In 2012, physicists in the Netherlands announced a discovery in particle physics that started chatter about a Nobel Prize. Inside a tiny rod of semiconductor crystal chilled cooler than outer space, they had caught the first glimpse of a strange particle called the Majorana fermion, finally confirming a prediction made in 1937. It was an advance seemingly unrelated to the challenges of selling office productivity software or competing with Amazon in cloud computing, but Craig Mundie, then heading Microsoft’s technology and research strategy, was delighted. The abstruse discovery—partly underwritten by Microsoft—was crucial to a project at the company aimed at making it possible to build immensely powerful computers that crunch data using quantum physics. “It was a pivotal moment,” says Mundie. “This research was guiding us toward a way of realizing one of these systems.”

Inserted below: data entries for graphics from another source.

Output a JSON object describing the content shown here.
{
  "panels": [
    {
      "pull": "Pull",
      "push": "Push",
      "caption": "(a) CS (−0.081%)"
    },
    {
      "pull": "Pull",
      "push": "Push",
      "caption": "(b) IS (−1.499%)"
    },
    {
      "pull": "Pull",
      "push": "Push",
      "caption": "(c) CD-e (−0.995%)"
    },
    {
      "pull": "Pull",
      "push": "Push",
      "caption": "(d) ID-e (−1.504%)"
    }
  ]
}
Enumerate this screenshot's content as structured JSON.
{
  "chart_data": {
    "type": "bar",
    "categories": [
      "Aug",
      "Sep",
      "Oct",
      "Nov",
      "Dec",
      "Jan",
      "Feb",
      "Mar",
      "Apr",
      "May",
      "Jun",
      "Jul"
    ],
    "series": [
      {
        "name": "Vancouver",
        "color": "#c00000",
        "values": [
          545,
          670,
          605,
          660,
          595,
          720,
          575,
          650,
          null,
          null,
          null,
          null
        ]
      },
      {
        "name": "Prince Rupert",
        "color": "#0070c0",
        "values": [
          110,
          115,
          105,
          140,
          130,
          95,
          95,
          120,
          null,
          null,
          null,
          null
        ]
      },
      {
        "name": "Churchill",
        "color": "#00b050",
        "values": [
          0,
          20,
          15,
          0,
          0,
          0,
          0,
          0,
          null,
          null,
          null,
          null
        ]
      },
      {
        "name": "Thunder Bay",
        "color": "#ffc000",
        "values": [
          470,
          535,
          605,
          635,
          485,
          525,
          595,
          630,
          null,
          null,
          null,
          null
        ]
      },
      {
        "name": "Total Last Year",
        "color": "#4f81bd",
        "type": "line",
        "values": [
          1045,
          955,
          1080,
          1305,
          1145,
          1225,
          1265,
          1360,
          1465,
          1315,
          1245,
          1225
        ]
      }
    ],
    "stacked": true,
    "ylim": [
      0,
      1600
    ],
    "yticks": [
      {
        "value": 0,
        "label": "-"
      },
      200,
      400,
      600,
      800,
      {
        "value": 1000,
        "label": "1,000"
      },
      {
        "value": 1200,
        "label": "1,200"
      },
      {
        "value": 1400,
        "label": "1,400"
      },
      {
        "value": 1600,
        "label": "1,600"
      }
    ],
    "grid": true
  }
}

Microsoft is now almost a decade into that project and has just begun to talk publicly about it. If it succeeds, the world could change dramatically. Since the physicist Richard Feynman first suggested the idea of a quantum computer in 1982, theorists have proved that such a machine could solve problems that would take the fastest conventional computers hundreds of millions of years or longer. Quantum computers might, for example, give researchers better tools to design novel medicines or super-efficient solar cells. They could revolutionize artificial intelligence.

Fairly upbeat review of current efforts to build a quantum computer.

You may want to off-set it by reading Scott Aaronson’s blog, Shtetl-Optimized, which has the following header note:

If you take just one piece of information from this blog:
Quantum computers would not solve hard search problems
instantaneously by simply trying all the possible solutions at once. (emphasis added)

See in particular: Speaking Truth to Parallelism at Cornell

Whatever speedups are possible with quantum computers, getting a semantically incorrect answer faster isn’t an advantage.

Assumptions about faster computing platforms include an assumption of correct semantics. There have been no proofs of default correct handling of semantics by present day or future computing platforms.

I first saw this in a tweet by Peter Lee.

PS: I saw the reference to Scott Aaronson’s blog in a comment to Tom’s post.